Senin, 10 August 2026 10:30 UTC

Kejari Tanjung Perak Setorkan hasil TPPU perjudian daring ke kas negara melalui Bank Syariah Indonesia,Senin, 10 Agustus 2026. Foto: Januar.
JATIMNET.COM, Surabaya – Kejaksaan Negeri (Kejari) Tanjung Perak, Surabaya menyetorkan uang Rp4,9 miliar yang merupakan barang bukti tindak pidana pencucian uang (TPPU) terkait perjudian daring ke kas negara.
Penyetoran tersebut dilakukan berdasarkan Penetapan Pengadilan Negeri Surabaya Nomor 1/Pid.Sus/PPHK-TPPU/2025/PN Sby tertanggal 14 Oktober 2025. “Penyetoran melalui Bank Syariah Indonesia,” kata Kepala Kejari (Kajari) Tanjung Perak, Darwis Burhansyah, Senin, 10 Agustus 2026.
Ia menjelaskan, uang tersebut sebelumnya disita dari sejumlah rekening yang diduga berkaitan dengan aktivitas TPPU dari perjudian daring pada sebuah situs. Perkara tersebut ditangani penyidik Direktorat Reserse Siber (Ditressiber) Polda Jawa Timur.
Dalam perkara itu, polisi menetapkan seorang tersangka bernama Yurry. Namun, hingga kini Yurry masih masuk dalam daftar pencarian orang (DPO).
"Perkara tersebut ditangani penyidik Ditressiber Polda Jatim dengan tersangka Yurry yang saat ini berstatus daftar pencarian orang atau DPO," ujar Darwis.
Meski tersangka belum tertangkap, uang yang telah disita dari sejumlah rekening tersebut tetap dapat ditetapkan sebagai aset negara berdasarkan penetapan pengadilan.
Darwis mengatakan, permohonan penetapan status uang tersebut diajukan pada 12 Agustus 2025. Pengadilan Negeri Surabaya kemudian mengabulkannya melalui penetapan tertanggal 14 Oktober 2025.
Berdasarkan penetapan tersebut, dana sebesar Rp4.907.261.329 yang disita dari beberapa rekening bank dinyatakan sebagai aset negara.
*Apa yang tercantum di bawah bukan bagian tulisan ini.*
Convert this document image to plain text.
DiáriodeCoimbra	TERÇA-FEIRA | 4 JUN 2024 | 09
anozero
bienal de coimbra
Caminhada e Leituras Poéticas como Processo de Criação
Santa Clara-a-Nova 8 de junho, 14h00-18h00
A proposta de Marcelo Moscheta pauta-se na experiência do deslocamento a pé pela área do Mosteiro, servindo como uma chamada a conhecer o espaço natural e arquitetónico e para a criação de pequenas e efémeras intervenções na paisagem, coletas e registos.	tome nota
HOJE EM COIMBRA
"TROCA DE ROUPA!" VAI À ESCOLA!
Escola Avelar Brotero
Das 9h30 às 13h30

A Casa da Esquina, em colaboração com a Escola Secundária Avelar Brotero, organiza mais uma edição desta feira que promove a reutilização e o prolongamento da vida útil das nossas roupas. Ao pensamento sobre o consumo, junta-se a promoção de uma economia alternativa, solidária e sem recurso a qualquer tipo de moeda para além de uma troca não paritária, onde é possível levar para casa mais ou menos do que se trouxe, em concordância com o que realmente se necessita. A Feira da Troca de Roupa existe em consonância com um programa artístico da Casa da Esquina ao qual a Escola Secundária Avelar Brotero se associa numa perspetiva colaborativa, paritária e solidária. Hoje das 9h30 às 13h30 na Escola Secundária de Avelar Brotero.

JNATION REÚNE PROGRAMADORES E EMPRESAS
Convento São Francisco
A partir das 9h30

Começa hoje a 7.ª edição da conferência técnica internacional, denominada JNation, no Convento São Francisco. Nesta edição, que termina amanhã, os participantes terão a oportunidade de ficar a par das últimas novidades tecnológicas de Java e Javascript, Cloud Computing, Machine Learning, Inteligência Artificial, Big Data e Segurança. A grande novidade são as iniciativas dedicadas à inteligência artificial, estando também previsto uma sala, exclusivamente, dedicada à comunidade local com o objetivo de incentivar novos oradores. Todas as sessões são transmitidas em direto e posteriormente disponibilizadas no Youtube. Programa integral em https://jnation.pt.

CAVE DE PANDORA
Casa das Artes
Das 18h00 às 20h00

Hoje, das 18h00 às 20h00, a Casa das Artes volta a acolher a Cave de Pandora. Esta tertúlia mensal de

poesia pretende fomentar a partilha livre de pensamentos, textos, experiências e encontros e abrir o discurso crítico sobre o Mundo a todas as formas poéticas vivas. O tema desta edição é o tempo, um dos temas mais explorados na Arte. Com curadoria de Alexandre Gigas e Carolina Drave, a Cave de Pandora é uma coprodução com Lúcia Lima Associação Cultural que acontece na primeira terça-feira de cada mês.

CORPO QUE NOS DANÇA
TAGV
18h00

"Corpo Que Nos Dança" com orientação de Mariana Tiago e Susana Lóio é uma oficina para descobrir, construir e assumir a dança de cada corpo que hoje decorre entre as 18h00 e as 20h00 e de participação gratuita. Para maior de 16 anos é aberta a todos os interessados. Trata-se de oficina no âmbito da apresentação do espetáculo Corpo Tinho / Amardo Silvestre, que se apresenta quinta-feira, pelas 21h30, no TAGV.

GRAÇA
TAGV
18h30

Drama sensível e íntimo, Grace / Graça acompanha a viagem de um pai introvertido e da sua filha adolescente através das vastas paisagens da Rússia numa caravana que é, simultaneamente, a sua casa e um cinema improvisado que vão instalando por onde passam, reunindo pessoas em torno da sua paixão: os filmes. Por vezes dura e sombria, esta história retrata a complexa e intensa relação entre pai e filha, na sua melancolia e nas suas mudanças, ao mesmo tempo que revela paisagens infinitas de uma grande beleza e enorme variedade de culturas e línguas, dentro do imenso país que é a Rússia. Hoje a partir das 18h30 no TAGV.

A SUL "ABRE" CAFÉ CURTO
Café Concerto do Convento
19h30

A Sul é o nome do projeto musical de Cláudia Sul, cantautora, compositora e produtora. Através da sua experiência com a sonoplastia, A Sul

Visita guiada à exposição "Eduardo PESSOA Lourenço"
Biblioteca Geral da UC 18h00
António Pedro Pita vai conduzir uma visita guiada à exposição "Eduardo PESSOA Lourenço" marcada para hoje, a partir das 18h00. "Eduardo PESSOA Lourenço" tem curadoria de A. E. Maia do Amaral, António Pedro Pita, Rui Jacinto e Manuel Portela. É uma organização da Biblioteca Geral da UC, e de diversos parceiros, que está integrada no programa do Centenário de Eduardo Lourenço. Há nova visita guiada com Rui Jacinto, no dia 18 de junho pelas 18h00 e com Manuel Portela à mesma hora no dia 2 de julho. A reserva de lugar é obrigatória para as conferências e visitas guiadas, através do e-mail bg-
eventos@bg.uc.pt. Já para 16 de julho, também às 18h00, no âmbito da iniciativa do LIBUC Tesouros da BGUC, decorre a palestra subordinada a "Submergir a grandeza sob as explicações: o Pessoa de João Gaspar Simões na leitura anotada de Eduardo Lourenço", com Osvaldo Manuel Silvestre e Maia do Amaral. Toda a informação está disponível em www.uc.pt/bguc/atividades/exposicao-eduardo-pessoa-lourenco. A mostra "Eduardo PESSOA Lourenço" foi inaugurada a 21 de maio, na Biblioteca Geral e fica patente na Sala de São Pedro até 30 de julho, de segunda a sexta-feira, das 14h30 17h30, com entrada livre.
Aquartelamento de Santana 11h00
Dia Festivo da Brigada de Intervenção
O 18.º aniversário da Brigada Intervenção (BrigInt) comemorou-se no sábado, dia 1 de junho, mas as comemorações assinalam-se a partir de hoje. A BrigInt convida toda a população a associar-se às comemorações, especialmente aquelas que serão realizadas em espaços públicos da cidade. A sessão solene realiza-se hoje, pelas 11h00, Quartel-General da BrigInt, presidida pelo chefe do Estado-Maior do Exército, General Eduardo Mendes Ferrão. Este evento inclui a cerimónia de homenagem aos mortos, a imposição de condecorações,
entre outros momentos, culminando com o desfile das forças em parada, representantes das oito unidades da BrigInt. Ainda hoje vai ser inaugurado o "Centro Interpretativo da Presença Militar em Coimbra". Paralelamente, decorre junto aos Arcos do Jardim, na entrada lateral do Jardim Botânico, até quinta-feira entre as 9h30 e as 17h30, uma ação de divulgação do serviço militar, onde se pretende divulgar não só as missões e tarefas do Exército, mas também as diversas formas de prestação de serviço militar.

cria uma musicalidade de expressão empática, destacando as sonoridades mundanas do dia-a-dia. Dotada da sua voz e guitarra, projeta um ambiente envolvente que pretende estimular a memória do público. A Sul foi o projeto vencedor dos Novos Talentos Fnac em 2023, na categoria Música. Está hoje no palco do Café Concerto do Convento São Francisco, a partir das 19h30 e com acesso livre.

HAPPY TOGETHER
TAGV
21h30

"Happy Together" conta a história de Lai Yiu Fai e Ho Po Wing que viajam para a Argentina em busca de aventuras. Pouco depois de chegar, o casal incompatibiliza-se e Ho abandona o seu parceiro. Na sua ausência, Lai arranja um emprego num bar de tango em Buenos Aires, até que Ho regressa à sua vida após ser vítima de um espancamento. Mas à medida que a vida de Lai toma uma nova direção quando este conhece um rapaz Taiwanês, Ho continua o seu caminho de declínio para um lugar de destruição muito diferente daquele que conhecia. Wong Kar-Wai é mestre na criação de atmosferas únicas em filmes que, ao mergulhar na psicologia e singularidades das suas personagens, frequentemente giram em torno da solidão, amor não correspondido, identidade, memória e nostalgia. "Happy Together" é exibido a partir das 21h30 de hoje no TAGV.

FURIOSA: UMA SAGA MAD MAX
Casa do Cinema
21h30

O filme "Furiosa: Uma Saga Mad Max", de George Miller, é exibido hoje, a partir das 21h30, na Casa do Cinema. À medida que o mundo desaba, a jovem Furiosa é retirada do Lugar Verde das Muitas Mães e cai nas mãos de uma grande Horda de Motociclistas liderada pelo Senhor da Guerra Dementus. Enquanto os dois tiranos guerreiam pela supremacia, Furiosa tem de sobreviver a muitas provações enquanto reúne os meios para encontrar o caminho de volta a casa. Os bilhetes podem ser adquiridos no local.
Penetapan itu berkaitan dengan perkara perjudian yang menjadi tindak pidana asal dalam perkara TPPU tersebut. Perkara perjudian tersebut sebelumnya menjerat terpidana Sutikno.
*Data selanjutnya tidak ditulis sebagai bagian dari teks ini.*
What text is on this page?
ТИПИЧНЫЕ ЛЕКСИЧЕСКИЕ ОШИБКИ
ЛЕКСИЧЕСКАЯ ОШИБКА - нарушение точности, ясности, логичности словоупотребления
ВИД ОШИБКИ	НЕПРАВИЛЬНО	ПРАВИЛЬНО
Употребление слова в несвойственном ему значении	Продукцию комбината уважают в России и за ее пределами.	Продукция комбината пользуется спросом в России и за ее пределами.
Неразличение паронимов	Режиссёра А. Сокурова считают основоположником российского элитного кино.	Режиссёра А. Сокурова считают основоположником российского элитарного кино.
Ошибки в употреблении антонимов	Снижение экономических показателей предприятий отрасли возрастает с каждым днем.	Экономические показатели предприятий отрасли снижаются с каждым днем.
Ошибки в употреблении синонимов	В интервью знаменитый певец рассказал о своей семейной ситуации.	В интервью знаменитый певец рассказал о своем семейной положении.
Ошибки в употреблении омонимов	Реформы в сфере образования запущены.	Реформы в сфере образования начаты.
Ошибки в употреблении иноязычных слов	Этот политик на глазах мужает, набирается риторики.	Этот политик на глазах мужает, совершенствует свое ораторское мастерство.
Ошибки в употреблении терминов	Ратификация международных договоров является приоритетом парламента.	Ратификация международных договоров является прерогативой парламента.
Pelaksanaan penetapan pengadilan kemudian diserahkan Kejaksaan Tinggi Jawa Timur kepada Kejari Tanjung Perak.
"Dengan demikian, Kejaksaan Tinggi Jawa Timur menyerahkan pelaksanaan penetapan tersebut kepada Kejaksaan Negeri Tanjung Perak," kata Darwis.
Menurut Darwis, penyetoran uang tersebut merupakan bagian dari upaya penegakan hukum yang tidak hanya berfokus pada pemidanaan pelaku, tetapi juga mengejar dan memulihkan aset yang berasal dari tindak pidana.
Ia menyebut pendekatan tersebut sebagai follow the money, yakni menelusuri aliran dana hasil kejahatan untuk kemudian disita dan dirampas sesuai ketentuan hukum.
"Penegakan hukum tidak sekadar menghukum pelaku dengan pidana penjara atau follow the suspect, melainkan juga melacak, menyita, dan merampas hasil kejahatan atau follow the money," ujarnya.
Darwis menegaskan, penyetoran uang rampasan ke kas negara menjadi bentuk komitmen Kejaksaan untuk memastikan hasil kejahatan tidak kembali memberikan keuntungan kepada pelaku.
"Penyerahan uang rampasan hari ini merupakan bukti nyata dari komitmen tersebut. Kami ingin memastikan bahwa kejahatan tidak boleh memberikan keuntungan finansial bagi para pelakunya," katanya.
Dengan tambahan setoran Rp4,907 miliar tersebut, total penerimaan negara bukan pajak (PNBP) yang telah diserahkan Kejari Tanjung Perak sepanjang 2026 mencapai Rp8.864.756.557.
Jumlah tersebut telah melampaui target PNBP Kejari Tanjung Perak pada 2026. Realisasinya disebut mencapai 905 persen dari target yang ditetapkan.